Another challenge modern writers face is how to make their works stand the test of time. "At a certain point, material will not be contemporary," he said, in reference to including political and social events and allusions.

"The great risk is that your book will no longer be interesting," he said. "It is a risk that needs to be taken."

Rushdie briefly discussed influences on his writing style, including India's long tradition of oral storytelling.

"The most interesting way to tell a story is not necessarily from beginning to end," he said. "The best way to keep an audience interested is not [always] linear narration - [sometimes] something more joyfully playful."

Power and religion do play a role in authors' works, though, he said. Despite his own lack of religious convictions, Rushdie said the prevalence of religious belief in India forced him to deal with the issue in his writing.

Politicians and authors, he said, compete with each other because both are "fighting for the same territory." Both want to describe the world, but the politician does it in a self-serving way, he said.

Rushdie said his experiences have taught him the importance, the right and the power of free speech. He discussed free speech in reference to a defamatory movie made in Pakistan about him and "The Satanic Verses." British authorities wanted to censor the movie, but Rushdie asked that the ban be lifted.

The movie failed miserably - a fact Rushdie attributed to the film's poor quality.
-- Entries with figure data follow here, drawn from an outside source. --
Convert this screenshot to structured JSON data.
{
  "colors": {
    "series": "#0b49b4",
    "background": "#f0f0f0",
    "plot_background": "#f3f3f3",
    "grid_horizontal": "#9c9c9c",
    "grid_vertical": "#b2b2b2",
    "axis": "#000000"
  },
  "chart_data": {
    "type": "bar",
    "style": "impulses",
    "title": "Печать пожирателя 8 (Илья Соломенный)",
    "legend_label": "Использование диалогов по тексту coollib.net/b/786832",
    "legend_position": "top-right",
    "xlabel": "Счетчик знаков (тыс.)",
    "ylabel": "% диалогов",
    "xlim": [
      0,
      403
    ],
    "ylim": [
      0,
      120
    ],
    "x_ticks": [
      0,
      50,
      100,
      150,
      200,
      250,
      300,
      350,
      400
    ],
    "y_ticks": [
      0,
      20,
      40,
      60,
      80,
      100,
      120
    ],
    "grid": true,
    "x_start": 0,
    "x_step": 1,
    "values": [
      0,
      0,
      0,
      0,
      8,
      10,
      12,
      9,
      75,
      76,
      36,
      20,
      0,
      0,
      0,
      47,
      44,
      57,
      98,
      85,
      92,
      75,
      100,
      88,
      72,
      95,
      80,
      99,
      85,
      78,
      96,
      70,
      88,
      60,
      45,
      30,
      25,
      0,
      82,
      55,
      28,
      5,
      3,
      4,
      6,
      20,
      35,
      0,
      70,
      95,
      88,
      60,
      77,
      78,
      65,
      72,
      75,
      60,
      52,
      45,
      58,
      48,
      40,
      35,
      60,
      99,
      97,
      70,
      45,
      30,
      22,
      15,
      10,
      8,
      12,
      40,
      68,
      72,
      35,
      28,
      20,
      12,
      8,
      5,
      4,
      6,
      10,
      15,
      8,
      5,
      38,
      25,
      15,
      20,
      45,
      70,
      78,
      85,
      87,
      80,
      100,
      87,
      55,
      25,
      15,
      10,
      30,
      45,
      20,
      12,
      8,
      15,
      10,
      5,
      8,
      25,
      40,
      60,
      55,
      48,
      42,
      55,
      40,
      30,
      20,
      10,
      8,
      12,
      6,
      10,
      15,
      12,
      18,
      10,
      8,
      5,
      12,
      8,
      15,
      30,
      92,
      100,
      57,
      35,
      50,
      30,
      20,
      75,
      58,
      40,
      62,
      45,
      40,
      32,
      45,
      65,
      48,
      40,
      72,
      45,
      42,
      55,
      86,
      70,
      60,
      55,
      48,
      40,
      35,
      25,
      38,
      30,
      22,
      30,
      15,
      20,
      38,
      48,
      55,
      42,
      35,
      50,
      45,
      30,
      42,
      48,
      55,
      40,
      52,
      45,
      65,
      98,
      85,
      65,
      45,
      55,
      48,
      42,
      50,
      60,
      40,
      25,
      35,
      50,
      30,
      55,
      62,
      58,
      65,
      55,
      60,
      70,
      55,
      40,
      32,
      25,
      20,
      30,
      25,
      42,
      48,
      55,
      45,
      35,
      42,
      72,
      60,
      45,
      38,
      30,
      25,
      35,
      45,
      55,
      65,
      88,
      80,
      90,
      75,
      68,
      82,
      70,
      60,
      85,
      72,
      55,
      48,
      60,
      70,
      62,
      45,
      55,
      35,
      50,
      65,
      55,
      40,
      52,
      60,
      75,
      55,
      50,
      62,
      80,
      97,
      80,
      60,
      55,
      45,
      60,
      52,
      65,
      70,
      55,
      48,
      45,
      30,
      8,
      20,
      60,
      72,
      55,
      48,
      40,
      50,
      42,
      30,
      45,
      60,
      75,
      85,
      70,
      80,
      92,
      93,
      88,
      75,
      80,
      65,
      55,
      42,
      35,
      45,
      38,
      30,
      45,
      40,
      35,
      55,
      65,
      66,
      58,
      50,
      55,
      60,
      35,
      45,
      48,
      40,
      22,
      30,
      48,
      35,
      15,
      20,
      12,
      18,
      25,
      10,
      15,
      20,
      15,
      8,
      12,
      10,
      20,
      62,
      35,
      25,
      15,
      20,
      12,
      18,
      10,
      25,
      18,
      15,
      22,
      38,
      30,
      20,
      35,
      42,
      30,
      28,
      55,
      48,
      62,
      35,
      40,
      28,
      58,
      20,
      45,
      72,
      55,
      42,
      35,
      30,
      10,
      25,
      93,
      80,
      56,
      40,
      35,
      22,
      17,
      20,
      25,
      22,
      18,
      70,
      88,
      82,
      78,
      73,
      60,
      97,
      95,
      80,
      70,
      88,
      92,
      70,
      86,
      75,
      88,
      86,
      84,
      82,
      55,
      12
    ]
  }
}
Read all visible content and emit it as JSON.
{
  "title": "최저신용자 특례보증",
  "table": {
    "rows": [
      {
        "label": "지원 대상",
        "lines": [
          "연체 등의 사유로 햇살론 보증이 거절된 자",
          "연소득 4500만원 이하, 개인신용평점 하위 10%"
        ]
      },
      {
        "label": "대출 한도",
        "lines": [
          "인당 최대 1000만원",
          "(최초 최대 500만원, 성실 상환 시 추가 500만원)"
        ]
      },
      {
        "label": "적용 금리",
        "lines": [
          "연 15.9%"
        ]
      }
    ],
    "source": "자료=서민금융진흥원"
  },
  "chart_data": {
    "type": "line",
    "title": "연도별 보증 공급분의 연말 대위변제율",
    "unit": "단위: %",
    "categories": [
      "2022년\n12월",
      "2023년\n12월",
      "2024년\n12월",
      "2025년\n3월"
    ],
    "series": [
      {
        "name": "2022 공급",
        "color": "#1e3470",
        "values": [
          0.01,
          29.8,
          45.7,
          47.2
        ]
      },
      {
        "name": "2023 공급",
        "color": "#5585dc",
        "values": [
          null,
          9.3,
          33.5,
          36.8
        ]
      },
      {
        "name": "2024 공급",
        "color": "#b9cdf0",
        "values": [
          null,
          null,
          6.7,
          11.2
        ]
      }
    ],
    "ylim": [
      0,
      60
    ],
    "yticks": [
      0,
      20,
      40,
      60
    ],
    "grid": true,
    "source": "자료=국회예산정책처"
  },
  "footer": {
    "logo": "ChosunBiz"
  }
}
He said if the censors had refused the film a license, the controversy would have made the film popular.

Rushdie was introduced by President Lawrence Bacow, who described Rushdie as "one of the great literary figures of our age."

The two previous Snyder lectures took place last year. The series began last fall with Leon Kass, an advisor to President George W. Bush. Daniel Kahneman, who won the 2002 Nobel Prize in economics, spoke last spring.